This Mathcad A-Z entry is going to be different from the others for a few reasons. The first reason is that Mona Zeftel, our usual contributor, is on vacation so I’m trying my hand at this. Mona knows a lot more tips and tricks and everything else about Mathcad. Most of the stuff I know, you guys probably already know!
Now the second reason, I think, is the bigger reason. And that is “J” is a hard letter to write about, whether it related to Mathcad or not. My first thought was: “J is for Bessel Functions.” I thought it would be clever since I’m using the mathematical notation of the function as opposed to the actual name of the function, i.e. “B is for Bessel Functions.” But the more I thought about it, the more I realized that the entry would just be a few copy/paste selections from the Wikipedia entry on Bessel functions of the first kind.
After scratching that Bessel function idea, the second J” word that came to mind was “jazz.” Okay, next… The imaginary number, j. Jupiter. Jamaica. Wait a minute, jazz? Can I perhaps write about jazz?
I did a quick YouTube search on Louis Armstrong, the first artist that came to mind. C’est si bon came up. I’ve never heard of the song before, but like his other songs, it was easy on the ears. And who can say ‘no’ to Armstrong’s signature voice? The video starts off with a quick introduction. Then Armstrong and the All Stars play their instruments for about a minute and a half before Armstrong busts out his windpipes. So this got me thinking – why not try to see if I can perform some karaoke machine magic and try to remove Armstrong’s voice from the song.
Now there are karaoke machine software out there. I think most of them work pretty much the same way – they try to remove frequencies found in the human voice. But that gets tricky because those frequencies are often found in the music as well. Regardless, I figured I would give it a try in Mathcad. Even if I don’t succeed, it’s still a fun exercise!
The first step is to load the music into Mathcad. In Mathcad, we can use GETWAVINFO to get information on the WAV file – the number of channels, the sample rate, the bit resolution, and average number of bytes per second. Then we use READWAV to read in the actual audio data.
So I figured I would start by using the clip of Armstrong’s intro at the beginning, where there is just his voice and no music. I’ll take a look at the FFT and see what frequencies are present in his voice. This should give me an advantage over karaoke machine software – having a sample of the singer’s voice without the background music.
Right away we can see three peaks in 200-600Hz range. Next, I read in a clip of the song where Armstrong is singing, and take a FFT of that. I can plot the FFT of the two together. The subscript ‘v’ is for voice-only, and ‘s’ for singing.
At first I thought I could just use a band-stop filter to wipe off the biggest peak. Because the frequency band I’m trying to get rid of starts and stops at 0.9% and 0.13% of the sampling rate, it’s actually very similar to a high-pass filter. The magnitude response for both the high-pass filter (c1) and low-pass filter (c2) is shown below. Note that I need to use about eight times as many coefficients with the band-pass filter in order to get comparable attenuation in the desired frequency band.

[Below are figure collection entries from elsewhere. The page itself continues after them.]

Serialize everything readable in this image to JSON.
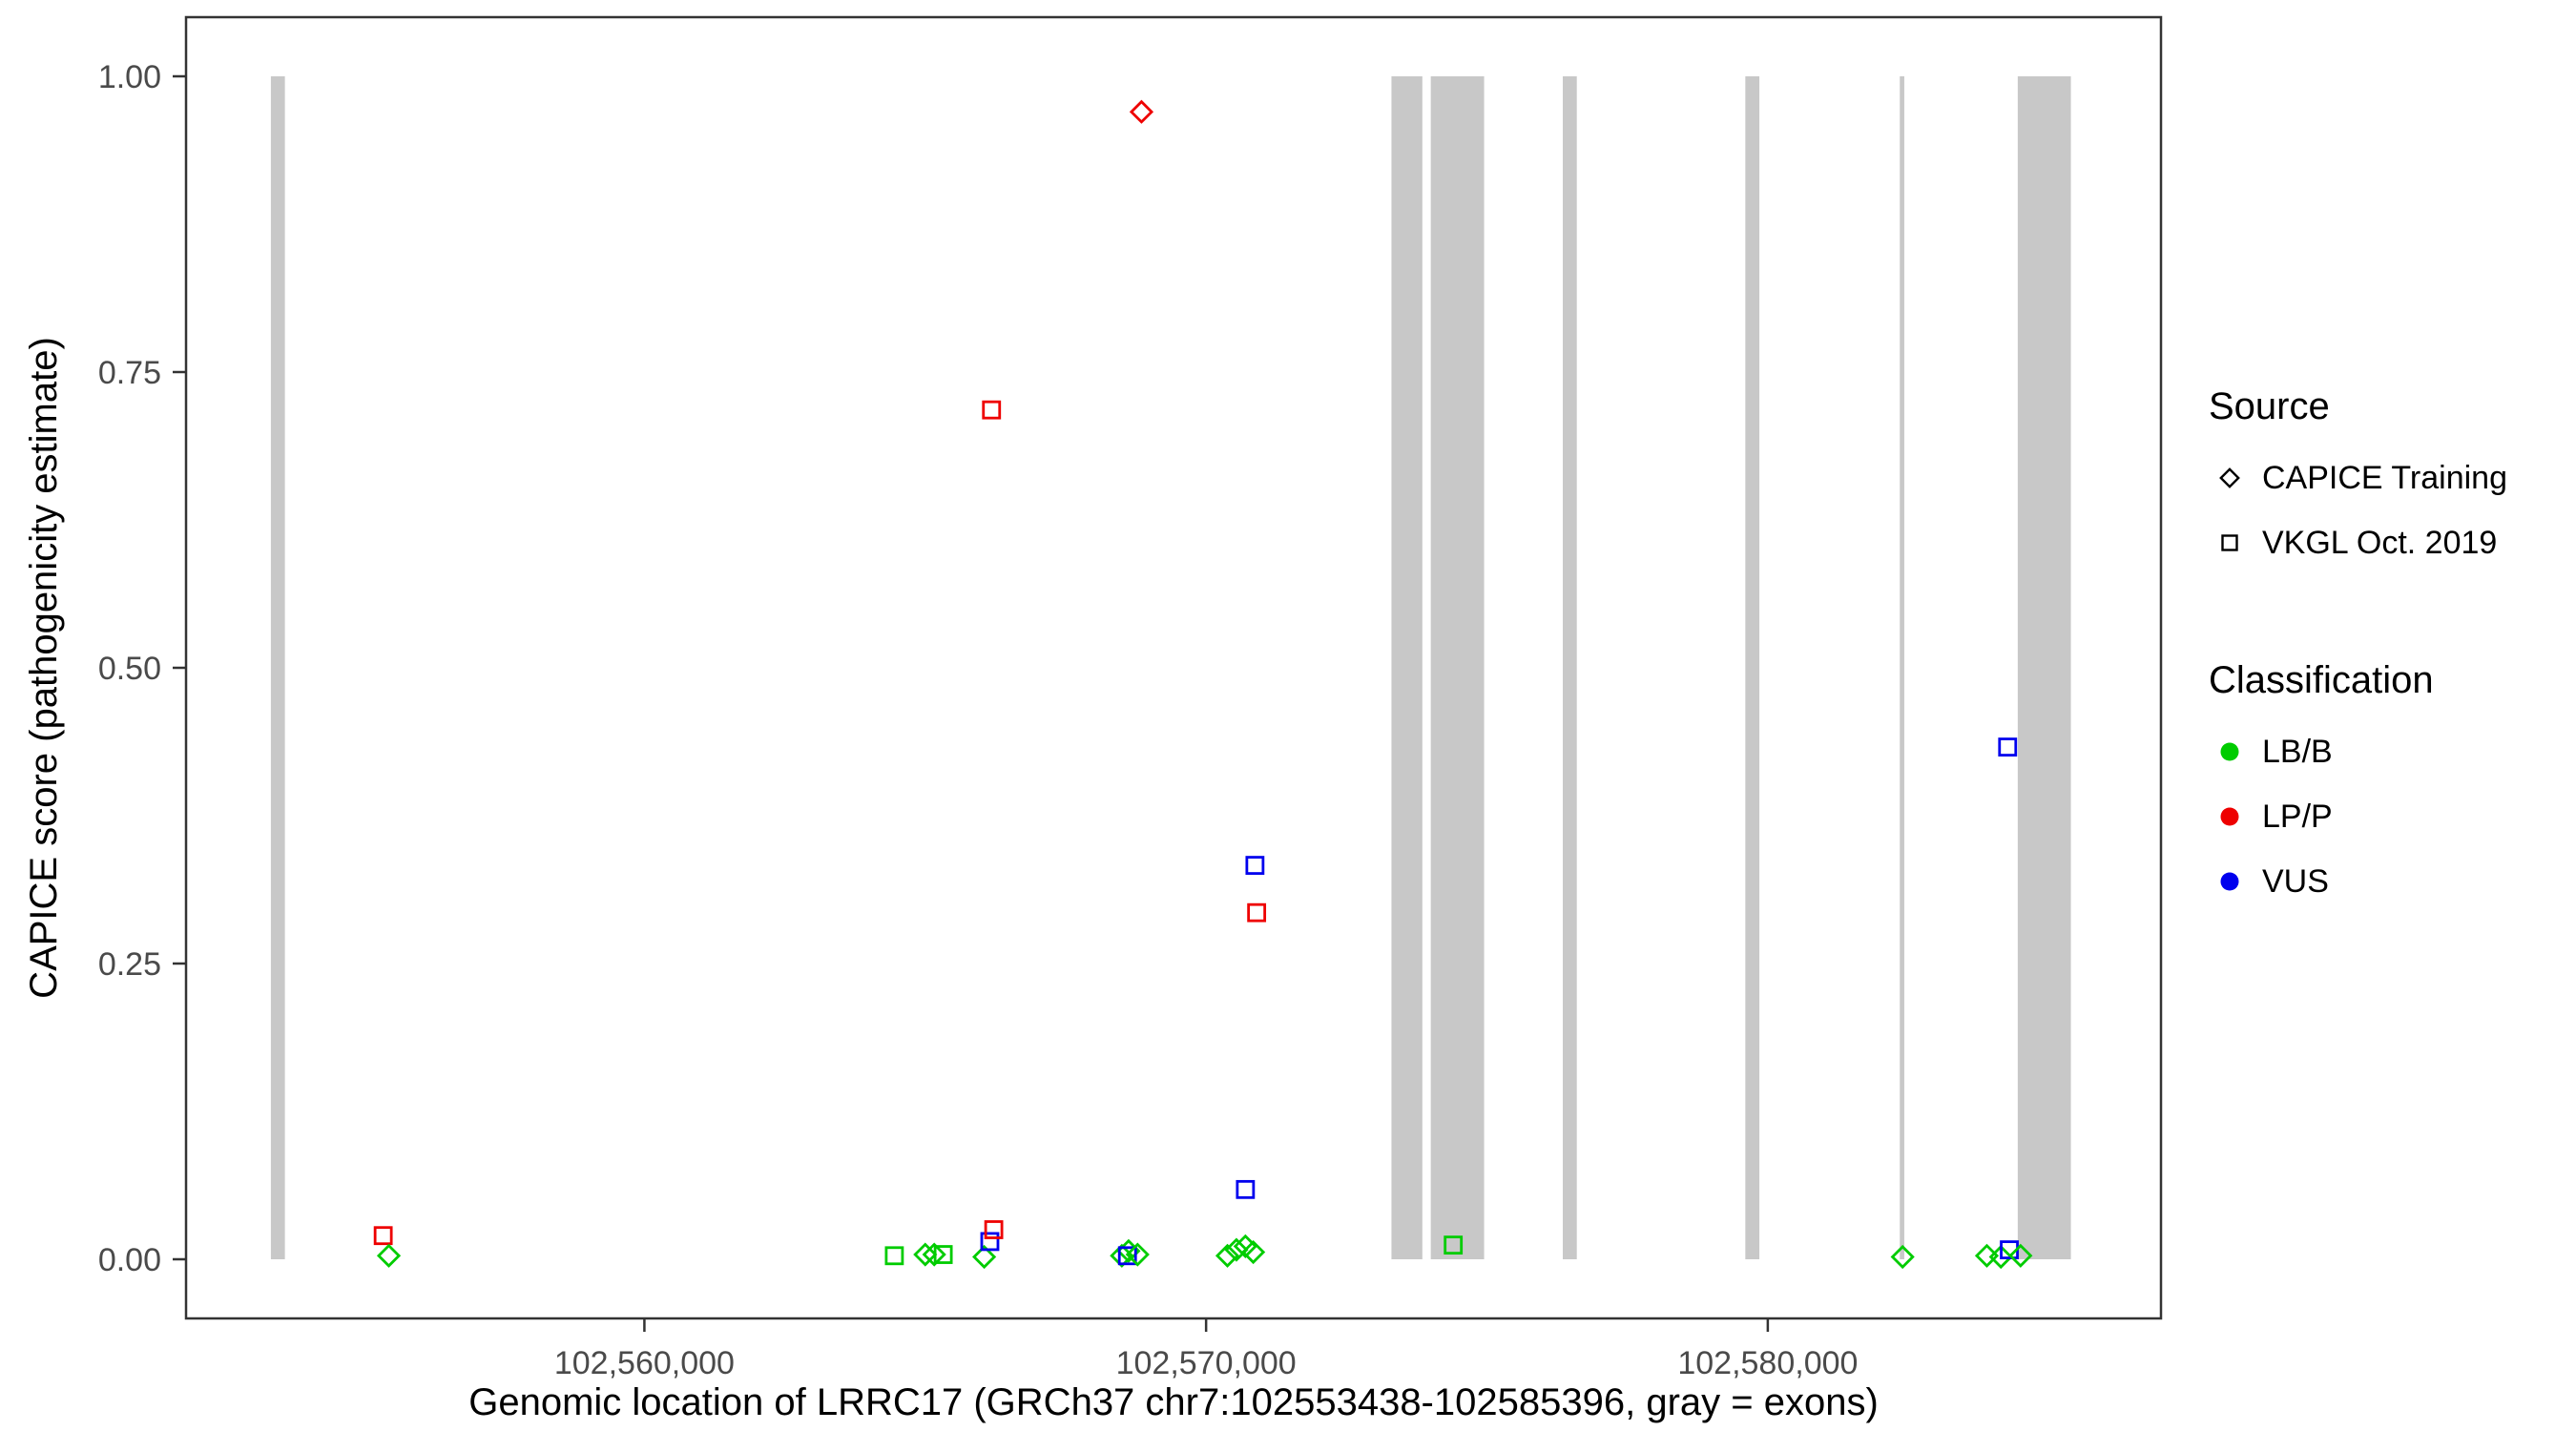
{
  "legend": {
    "source": {
      "title": "Source",
      "items": [
        {
          "label": "CAPICE Training",
          "shape": "diamond"
        },
        {
          "label": "VKGL Oct. 2019",
          "shape": "square"
        }
      ]
    },
    "classification": {
      "title": "Classification",
      "items": [
        {
          "label": "LB/B",
          "color": "#00cc00"
        },
        {
          "label": "LP/P",
          "color": "#ee0000"
        },
        {
          "label": "VUS",
          "color": "#0000ee"
        }
      ]
    }
  },
  "chart_data": {
    "type": "scatter",
    "title": "",
    "xlabel": "Genomic location of LRRC17 (GRCh37 chr7:102553438-102585396, gray = exons)",
    "ylabel": "CAPICE score (pathogenicity estimate)",
    "xlim": [
      102551840,
      102587000
    ],
    "ylim": [
      -0.05,
      1.05
    ],
    "grid": "off",
    "legend_position": "right",
    "x_ticks": [
      {
        "value": 102560000,
        "label": "102,560,000"
      },
      {
        "value": 102570000,
        "label": "102,570,000"
      },
      {
        "value": 102580000,
        "label": "102,580,000"
      }
    ],
    "y_ticks": [
      {
        "value": 0.0,
        "label": "0.00"
      },
      {
        "value": 0.25,
        "label": "0.25"
      },
      {
        "value": 0.5,
        "label": "0.50"
      },
      {
        "value": 0.75,
        "label": "0.75"
      },
      {
        "value": 1.0,
        "label": "1.00"
      }
    ],
    "exon_color": "#c8c8c8",
    "exons": [
      [
        102553350,
        102553600
      ],
      [
        102573300,
        102573850
      ],
      [
        102574000,
        102574950
      ],
      [
        102576350,
        102576600
      ],
      [
        102579600,
        102579850
      ],
      [
        102582350,
        102582430
      ],
      [
        102584450,
        102585396
      ]
    ],
    "classification_colors": {
      "LB/B": "#00cc00",
      "LP/P": "#ee0000",
      "VUS": "#0000ee"
    },
    "source_shapes": {
      "CAPICE Training": "diamond",
      "VKGL Oct. 2019": "square"
    },
    "points": [
      {
        "x": 102555350,
        "y": 0.02,
        "source": "VKGL Oct. 2019",
        "classification": "LP/P"
      },
      {
        "x": 102555450,
        "y": 0.003,
        "source": "CAPICE Training",
        "classification": "LB/B"
      },
      {
        "x": 102564450,
        "y": 0.003,
        "source": "VKGL Oct. 2019",
        "classification": "LB/B"
      },
      {
        "x": 102565000,
        "y": 0.004,
        "source": "CAPICE Training",
        "classification": "LB/B"
      },
      {
        "x": 102565160,
        "y": 0.004,
        "source": "CAPICE Training",
        "classification": "LB/B"
      },
      {
        "x": 102565320,
        "y": 0.004,
        "source": "VKGL Oct. 2019",
        "classification": "LB/B"
      },
      {
        "x": 102566050,
        "y": 0.002,
        "source": "CAPICE Training",
        "classification": "LB/B"
      },
      {
        "x": 102566150,
        "y": 0.015,
        "source": "VKGL Oct. 2019",
        "classification": "VUS"
      },
      {
        "x": 102566220,
        "y": 0.025,
        "source": "VKGL Oct. 2019",
        "classification": "LP/P"
      },
      {
        "x": 102566180,
        "y": 0.718,
        "source": "VKGL Oct. 2019",
        "classification": "LP/P"
      },
      {
        "x": 102568500,
        "y": 0.003,
        "source": "CAPICE Training",
        "classification": "LB/B"
      },
      {
        "x": 102568620,
        "y": 0.007,
        "source": "CAPICE Training",
        "classification": "LB/B"
      },
      {
        "x": 102568600,
        "y": 0.003,
        "source": "VKGL Oct. 2019",
        "classification": "VUS"
      },
      {
        "x": 102568780,
        "y": 0.004,
        "source": "CAPICE Training",
        "classification": "LB/B"
      },
      {
        "x": 102568850,
        "y": 0.97,
        "source": "CAPICE Training",
        "classification": "LP/P"
      },
      {
        "x": 102570380,
        "y": 0.003,
        "source": "CAPICE Training",
        "classification": "LB/B"
      },
      {
        "x": 102570540,
        "y": 0.008,
        "source": "CAPICE Training",
        "classification": "LB/B"
      },
      {
        "x": 102570700,
        "y": 0.011,
        "source": "CAPICE Training",
        "classification": "LB/B"
      },
      {
        "x": 102570840,
        "y": 0.006,
        "source": "CAPICE Training",
        "classification": "LB/B"
      },
      {
        "x": 102570700,
        "y": 0.059,
        "source": "VKGL Oct. 2019",
        "classification": "VUS"
      },
      {
        "x": 102570870,
        "y": 0.333,
        "source": "VKGL Oct. 2019",
        "classification": "VUS"
      },
      {
        "x": 102570900,
        "y": 0.293,
        "source": "VKGL Oct. 2019",
        "classification": "LP/P"
      },
      {
        "x": 102574400,
        "y": 0.012,
        "source": "VKGL Oct. 2019",
        "classification": "LB/B"
      },
      {
        "x": 102582400,
        "y": 0.002,
        "source": "CAPICE Training",
        "classification": "LB/B"
      },
      {
        "x": 102583900,
        "y": 0.003,
        "source": "CAPICE Training",
        "classification": "LB/B"
      },
      {
        "x": 102584150,
        "y": 0.002,
        "source": "CAPICE Training",
        "classification": "LB/B"
      },
      {
        "x": 102584300,
        "y": 0.008,
        "source": "VKGL Oct. 2019",
        "classification": "VUS"
      },
      {
        "x": 102584270,
        "y": 0.433,
        "source": "VKGL Oct. 2019",
        "classification": "VUS"
      },
      {
        "x": 102584500,
        "y": 0.003,
        "source": "CAPICE Training",
        "classification": "LB/B"
      }
    ]
  }
}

I outputted the filtered audio with WRITEWAV and played it. The filter had taken out a lot of the instrumental music, so I was left with a chipmunk speaking – a result of the higher harmonics of the voice frequency. A double whammy! I lost the music and I still have Armstrong’s voice (albeit in chipmunk form). What I want is just the music and no voice. A quick aside here is that even though Armstrong voice sounds like a chipmunk, it’s at normal speed. Typically, to get the chipmunk effect, you speed up the clip and so the chipmunk voice is really sped up.
So I decided to try a much more manual process where I “took out” bands where the peaks were in the voice-only audio clip. I started with the three peaks marked in the FFT plot. For frequencies in those peaks, I multiplied the FFT at those points by a scaling factor, thereby reducing the magnitude. The result was a bit better, but still not great. I retained more of the background instruments. There was still loss, but not as bad as with the high-pass filter. I was, however, still picking up harmonics of Armstrong’s voice.
So I leave this one open ended to you guys. What else can I try to get rid of the voice?